23 Sep 2013

ASB withdraws loan offers for deposits less than 20%

9:22 pm on 23 September 2013

In a shock move for many home hunters, ASB Bank is withdrawing all its loan pre-approvals for buyers with deposits of less than 20%.

It says the decision was prompted by the Reserve Bank's new restriction on how much banks can lend from next month.

From 1 October, banks will be allowed to have only 10% of new lending tied up with low deposit home loans as the bank tries to cool the housing market. ASB's rules will come into effect on 4 October.

ASB Bank is apologising to customers, saying the decision will disappoint those who have a pre-approved home loan offer with a loan-to-value ratio of 80% or higher.

The bank has not said how many pre-approved loans and people are affected but is apologising for any inconvenience the move has caused.

It says it's encouraging affected customers to contact it to see if it can help with a new pre-approved loan with different deposit or property value criteria.

The ANZ, BNZ and the Co-operative Bank say they will continue to honour existing mortgage pre-approval commitments.
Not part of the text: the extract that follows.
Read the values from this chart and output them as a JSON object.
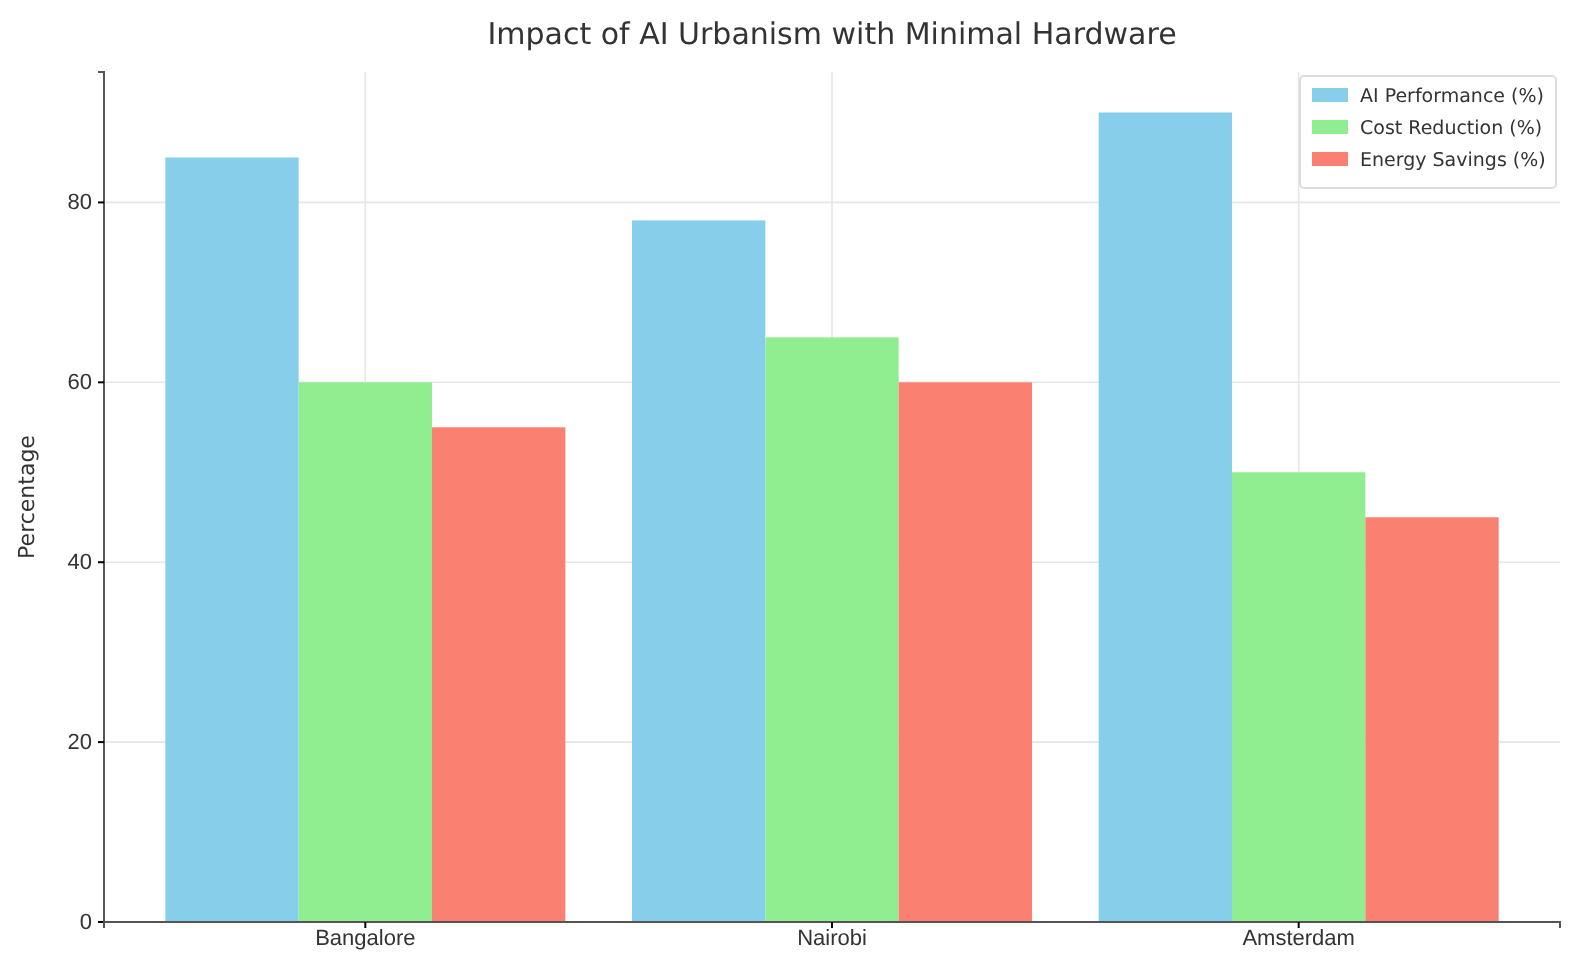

Westpac says it is monitoring the situation and will do what is required to comply with the Reserve Bank rules.

Talk to bank promptly - broker

ASB told mortgage brokers on Monday morning about its move.
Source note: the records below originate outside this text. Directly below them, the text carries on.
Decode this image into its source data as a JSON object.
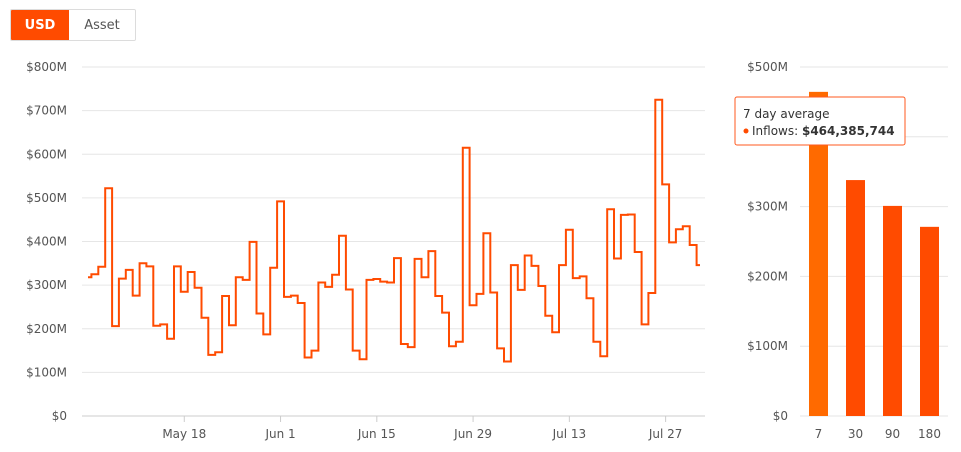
{
  "toggle": {
    "usd_label": "USD",
    "asset_label": "Asset",
    "active": "USD"
  },
  "colors": {
    "line": "#ff4b00",
    "bar": "#ff4b00",
    "bar_highlight": "#ff6a00",
    "grid": "#e6e6e6",
    "axis_text": "#555555",
    "tooltip_border": "#ff5a1f"
  },
  "tooltip": {
    "title": "7 day average",
    "series_label": "Inflows: ",
    "value": "$464,385,744"
  },
  "chart_data": [
    {
      "type": "line",
      "step": true,
      "ylim": [
        0,
        800000000
      ],
      "y_ticks": [
        "$0",
        "$100M",
        "$200M",
        "$300M",
        "$400M",
        "$500M",
        "$600M",
        "$700M",
        "$800M"
      ],
      "x_ticks": [
        "May 18",
        "Jun 1",
        "Jun 15",
        "Jun 29",
        "Jul 13",
        "Jul 27"
      ],
      "x_start": "2020-05-04",
      "values": [
        318,
        325,
        342,
        522,
        206,
        315,
        335,
        276,
        350,
        343,
        207,
        210,
        177,
        343,
        285,
        330,
        294,
        225,
        140,
        146,
        275,
        208,
        318,
        312,
        399,
        235,
        187,
        340,
        492,
        273,
        276,
        259,
        134,
        150,
        306,
        296,
        324,
        413,
        290,
        150,
        130,
        312,
        314,
        308,
        306,
        362,
        165,
        158,
        360,
        318,
        378,
        275,
        237,
        160,
        170,
        615,
        254,
        280,
        419,
        283,
        155,
        125,
        346,
        289,
        368,
        344,
        298,
        230,
        192,
        346,
        427,
        316,
        320,
        270,
        170,
        137,
        474,
        361,
        461,
        462,
        376,
        210,
        282,
        725,
        531,
        398,
        428,
        435,
        392,
        346
      ]
    },
    {
      "type": "bar",
      "categories": [
        "7",
        "30",
        "90",
        "180"
      ],
      "values": [
        464385744,
        338000000,
        301000000,
        271000000
      ],
      "ylim": [
        0,
        500000000
      ],
      "y_ticks": [
        "$0",
        "$100M",
        "$200M",
        "$300M",
        "$400M",
        "$500M"
      ],
      "highlighted": "7"
    }
  ]
}
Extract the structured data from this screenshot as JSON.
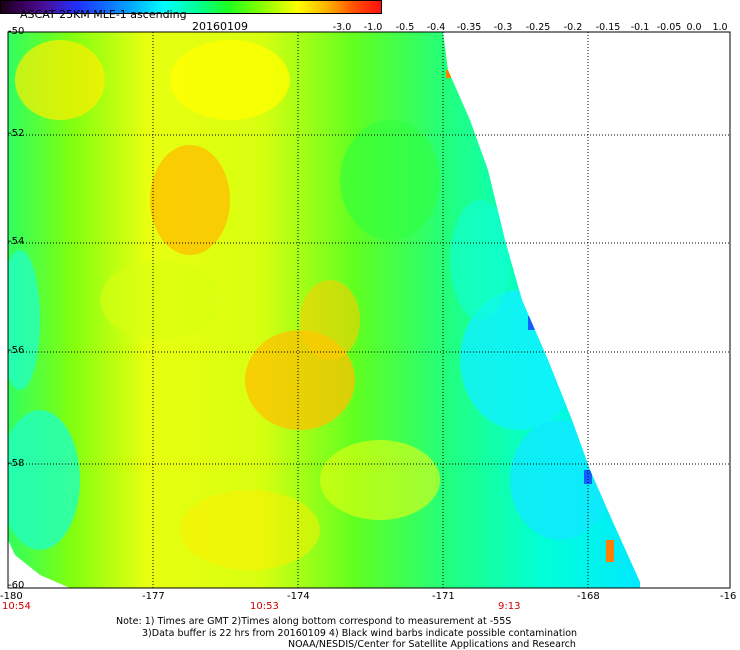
{
  "header": {
    "title": "ASCAT 25KM MLE-1 ascending",
    "date": "20160109"
  },
  "colorbar": {
    "labels": [
      "-3.0",
      "-1.0",
      "-0.5",
      "-0.4",
      "-0.35",
      "-0.3",
      "-0.25",
      "-0.2",
      "-0.15",
      "-0.1",
      "-0.05",
      "0.0",
      "1.0"
    ]
  },
  "map": {
    "lat_labels": [
      "-50",
      "-52",
      "-54",
      "-56",
      "-58",
      "-60"
    ],
    "lon_labels": [
      "-180",
      "-177",
      "-174",
      "-171",
      "-168",
      "-16"
    ],
    "time_labels": [
      "10:54",
      "10:53",
      "9:13"
    ],
    "colors": {
      "gridline": "#000000",
      "time_label": "#d00000"
    }
  },
  "footer": {
    "note_line1": "Note: 1) Times are GMT 2)Times along bottom correspond to measurement at -55S",
    "note_line2": "3)Data buffer is 22 hrs from 20160109 4) Black wind barbs indicate possible contamination",
    "note_line3": "NOAA/NESDIS/Center for Satellite Applications and Research"
  }
}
The head of the Prosper group of mortgage brokers in the upper North Island, Geoff Bawden, says it's not clear how many customers would be affected.

But he says any home buyers with a home loan pre-approval need to go back to their bank quickly and make sure that approval still stands.

'Unprecedented', says analyst

A senior lecturer in banking at Massey University, Claire Matthews, says the ASB's decision is unprecedented but so are the Reserve Bank rules that have prompted it.

She says those affected need to go back and talk to the bank.

"They may be able to get another pre-approval for a slightly smaller amount or under slightly different conditions but if they can't get that from ASB, then the option is to go to the other banks and see if they can help."